Molecular structure of CRO. CRO: crocin.

Materials and methods

Chemicals

ZEN, CRO and thiobarbituric acid were purchased from Sigma (St Louis, Missouri, USA). Pyrogallol was purchased from Sigma-Aldrich Chemical Company. 2,4-Dinitro-phenylhydrazine (2,4-DNPH) and guanidine were obtained from VWR International (Fontenay-sous-Bois, France).

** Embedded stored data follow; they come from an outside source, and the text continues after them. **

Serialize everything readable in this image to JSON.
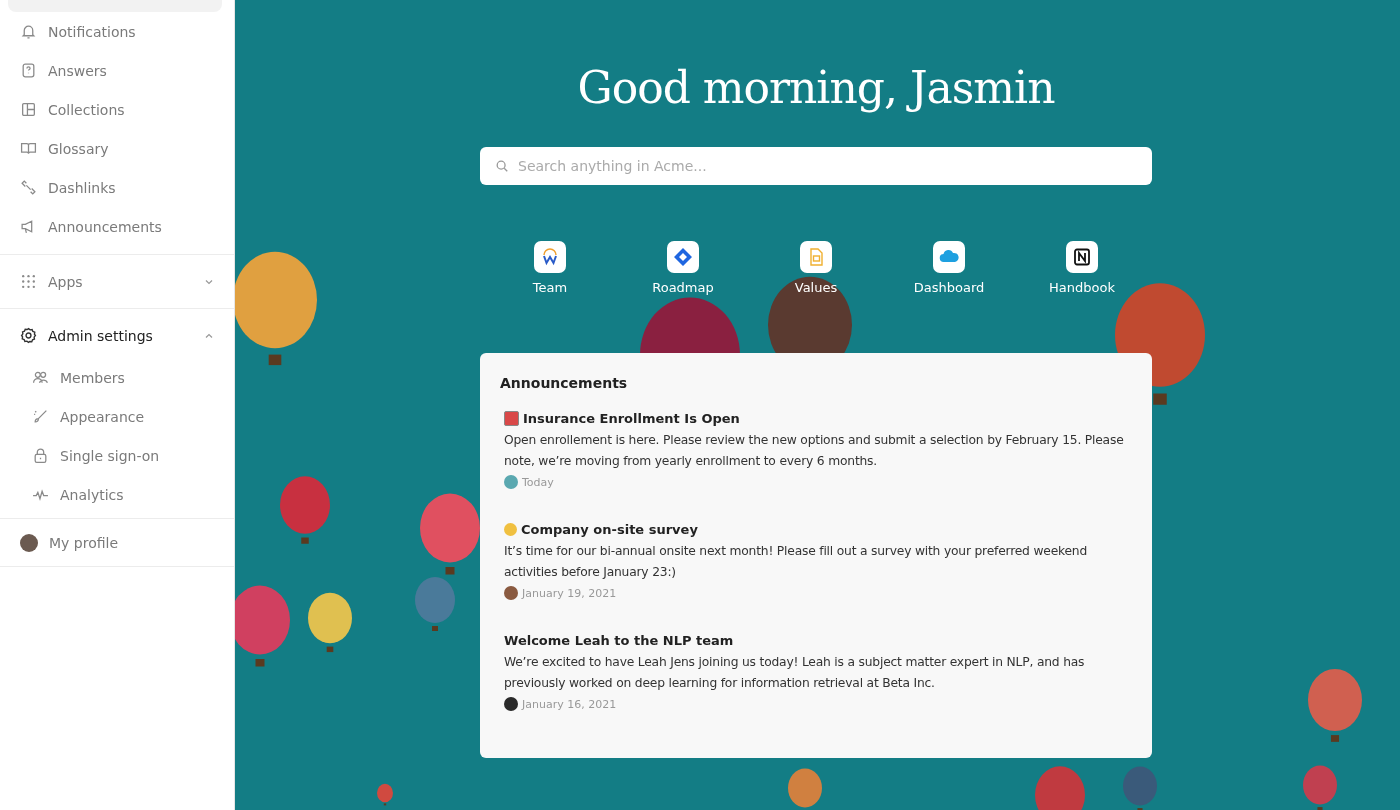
{
  "sidebar": {
    "nav_items": [
      {
        "label": "Notifications"
      },
      {
        "label": "Answers"
      },
      {
        "label": "Collections"
      },
      {
        "label": "Glossary"
      },
      {
        "label": "Dashlinks"
      },
      {
        "label": "Announcements"
      }
    ],
    "groups": [
      {
        "label": "Apps",
        "expanded": false
      },
      {
        "label": "Admin settings",
        "expanded": true,
        "children": [
          {
            "label": "Members"
          },
          {
            "label": "Appearance"
          },
          {
            "label": "Single sign-on"
          },
          {
            "label": "Analytics"
          }
        ]
      }
    ],
    "profile": {
      "label": "My profile"
    }
  },
  "greeting": "Good morning, Jasmin",
  "search": {
    "placeholder": "Search anything in Acme..."
  },
  "shortcuts": [
    {
      "label": "Team"
    },
    {
      "label": "Roadmap"
    },
    {
      "label": "Values"
    },
    {
      "label": "Dashboard"
    },
    {
      "label": "Handbook"
    }
  ],
  "announcements": {
    "title": "Announcements",
    "items": [
      {
        "title": "Insurance Enrollment Is Open",
        "body": "Open enrollement is here. Please review the new options and submit a selection by February 15. Please note, we’re moving from yearly enrollment to every 6 months.",
        "date": "Today"
      },
      {
        "title": "Company on-site survey",
        "body": "It’s time for our bi-annual onsite next month! Please fill out a survey with your preferred weekend activities before January 23:)",
        "date": "January 19, 2021"
      },
      {
        "title": "Welcome Leah to the NLP team",
        "body": "We’re excited to have Leah Jens joining us today! Leah is a subject matter expert in NLP, and has previously worked on deep learning for information retrieval at Beta Inc.",
        "date": "January 16, 2021"
      }
    ]
  }
}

Mouse anti-Hsp 70 (SPA-810) was purchased from Stressgen (Canada), mouse monoclonal anti-p53, anti-Bax and anti-Bcl2 were from Invitrogen (Carlsbad, California, USA) and mouse anti-GAPDH (ab9483) was from Abcam (Cambridge, UK). The secondary antibody (phosphatase-conjugated), anti-mouse immunoglobulin were obtained from Invitrogen. All other chemicals used were of analytical grade.

Animal treatments

Thirty-six Balb/c mice (Sexual, Saint-Doulchard, France) were used (average body weight: 20 ± 0.3 g; age: 6 weeks old). These mice were given standard granulated food and drinking water and were divided into six groups as follows:

Group 1: Mice given ethanol/water (1:1, v/v)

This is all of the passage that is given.